Fossil and reconstruction of Eosteus. Image Credit
Image by IVPP, CAS
Chinese paleontologists have discovered the world’s oldest complete bony fish fossils, dating back 436 million years. These specimens, including the tiny Eosteus and the predatory Megamastax, reveal the early evolution of jaws and teeth that define nearly all modern vertebrates.
A landmark pair of cover stories published in Nature on March 4, 2026, has settled long-standing questions about the origins of bony fishes—the ancestors of 98% of all living vertebrates, including humans.
A research team from the Chinese Academy of Sciences has unearthed the oldest known complete fossils of bony fishes in southern China. These findings fill a critical gap in the “from fish to human” evolutionary timeline, showing that the core features of modern vertebrates evolved millions of years earlier than previously believed.
Life reconstruction of the biggest Silurian vertebrate Megamastax amblyodus.
Credit Image by NICE PaleoVislab, IVPP
Discovery of the global “oldest” fish
The team identified a new species, Eosteus chongqingensis, in 436-million-year-old deposits in Chongqing. Measuring just three centimeters long, this tiny specimen is the oldest complete bony fish fossil ever discovered. Despite its small size, it provides a “mosaic” of features that link early jawed vertebrates to modern fish.

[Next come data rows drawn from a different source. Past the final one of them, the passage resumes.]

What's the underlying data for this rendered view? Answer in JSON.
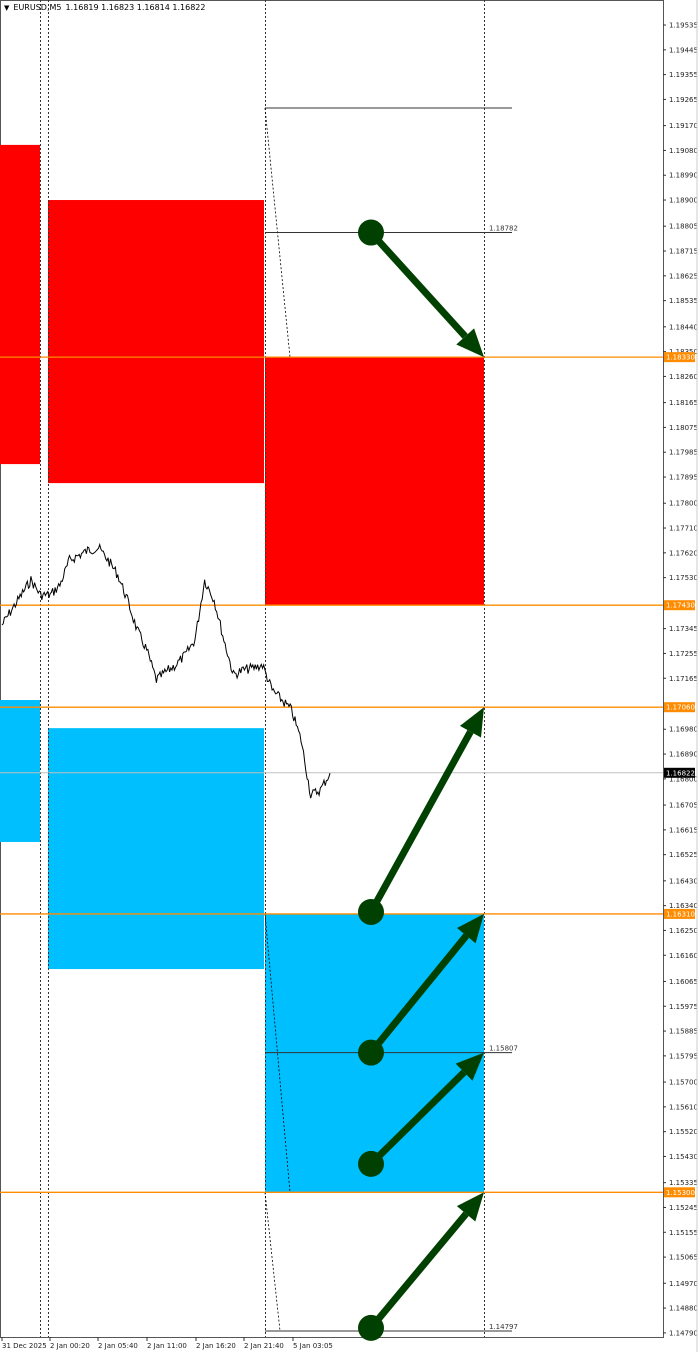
{
  "header": {
    "symbol": "EURUSD,M5",
    "quote": "1.16819 1.16823 1.16814 1.16822",
    "menu_icon": "triangle-down-icon"
  },
  "chart_data": {
    "type": "line",
    "title": "",
    "ylim": [
      1.1475,
      1.1962
    ],
    "grid": false,
    "y_ticks": [
      "1.19535",
      "1.19445",
      "1.19355",
      "1.19265",
      "1.19170",
      "1.19080",
      "1.18990",
      "1.18900",
      "1.18805",
      "1.18715",
      "1.18625",
      "1.18535",
      "1.18440",
      "1.18350",
      "1.18260",
      "1.18165",
      "1.18075",
      "1.17985",
      "1.17895",
      "1.17800",
      "1.17710",
      "1.17620",
      "1.17530",
      "1.17345",
      "1.17255",
      "1.17165",
      "1.16980",
      "1.16890",
      "1.16800",
      "1.16705",
      "1.16615",
      "1.16525",
      "1.16430",
      "1.16340",
      "1.16250",
      "1.16160",
      "1.16065",
      "1.15975",
      "1.15885",
      "1.15795",
      "1.15700",
      "1.15610",
      "1.15520",
      "1.15430",
      "1.15335",
      "1.15245",
      "1.15155",
      "1.15065",
      "1.14970",
      "1.14880",
      "1.14790"
    ],
    "x_ticks": [
      "31 Dec 2025",
      "2 Jan 00:20",
      "2 Jan 05:40",
      "2 Jan 11:00",
      "2 Jan 16:20",
      "2 Jan 21:40",
      "5 Jan 03:05"
    ],
    "price_series": [
      1.17358,
      1.17413,
      1.17467,
      1.17521,
      1.17467,
      1.17467,
      1.17503,
      1.17594,
      1.17612,
      1.1763,
      1.17638,
      1.17594,
      1.1754,
      1.17449,
      1.1734,
      1.17267,
      1.17159,
      1.17188,
      1.17213,
      1.17249,
      1.17304,
      1.17521,
      1.17449,
      1.17304,
      1.17177,
      1.17195,
      1.17202,
      1.17213,
      1.17122,
      1.17086,
      1.1705,
      1.16941,
      1.16741,
      1.1676,
      1.16821
    ],
    "current_price": "1.16822",
    "colors": {
      "supply": "#ff0000",
      "demand": "#00bfff",
      "level": "#ff8c00",
      "arrow": "#004000"
    },
    "zones": [
      {
        "kind": "supply",
        "top": 1.191,
        "bottom": 1.17942
      },
      {
        "kind": "supply",
        "top": 1.189,
        "bottom": 1.17873
      },
      {
        "kind": "supply",
        "top": 1.1833,
        "bottom": 1.1743
      },
      {
        "kind": "demand",
        "top": 1.17086,
        "bottom": 1.16571
      },
      {
        "kind": "demand",
        "top": 1.16984,
        "bottom": 1.1611
      },
      {
        "kind": "demand",
        "top": 1.1631,
        "bottom": 1.153
      }
    ],
    "levels": [
      "1.18330",
      "1.17430",
      "1.17060",
      "1.16310",
      "1.15300"
    ],
    "target_lines": [
      {
        "price": 1.19234,
        "label": ""
      },
      {
        "price": 1.18782,
        "label": "1.18782"
      },
      {
        "price": 1.15807,
        "label": "1.15807"
      },
      {
        "price": 1.14797,
        "label": "1.14797"
      }
    ],
    "arrows": [
      {
        "from": 1.18782,
        "to": 1.1833
      },
      {
        "from": 1.16317,
        "to": 1.1706
      },
      {
        "from": 1.15807,
        "to": 1.1631
      },
      {
        "from": 1.15403,
        "to": 1.15807
      },
      {
        "from": 1.14808,
        "to": 1.153
      }
    ]
  }
}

While Eosteus has the streamlined body and scales of a modern fish, it also possesses anatomical traits previously seen only in extinct cartilaginous fishes and armored placoderms. This combination suggests it sits at the very base of the bony fish family tree, existing just before the major evolutionary split into ray-finned fishes (which make up most modern species) and lobe-finned fishes (the group that eventually walked onto land).
The “Big Mouth” of the Silurian
In a second study, researchers used high-resolution CT scanning to reconstruct the skull of Megamastax amblyodus, a giant of its time found in Yunnan. At over one meter long, Megamastax was the largest vertebrate of the Silurian period (roughly 423 million years ago).
By creating a 3D digital model, the team revealed an intricate set of “tooth cushions”—blunt, grinding structures—inside its jaw. This discovery resolves a 50-year-old debate about isolated fossil teeth found in Europe, confirming they belonged to primitive bony fish. The large size of Megamastax also challenges the idea that early vertebrates were exclusively small, suggesting instead that a complex predator-prey ecosystem existed long before the “Age of Fishes.”
South China as the cradle of life
The back-to-back studies reinforce the theory that southern China was a primary center for early vertebrate evolution. These fossils provide a rare look at the ancestral anatomy shared by all modern bony creatures.
By identifying these “stem” species, scientists can now map how complex jaws and teeth first formed. These discoveries do more than just add new names to the fossil record; they clarify the trajectory of the lineage that ultimately led to the human body plan.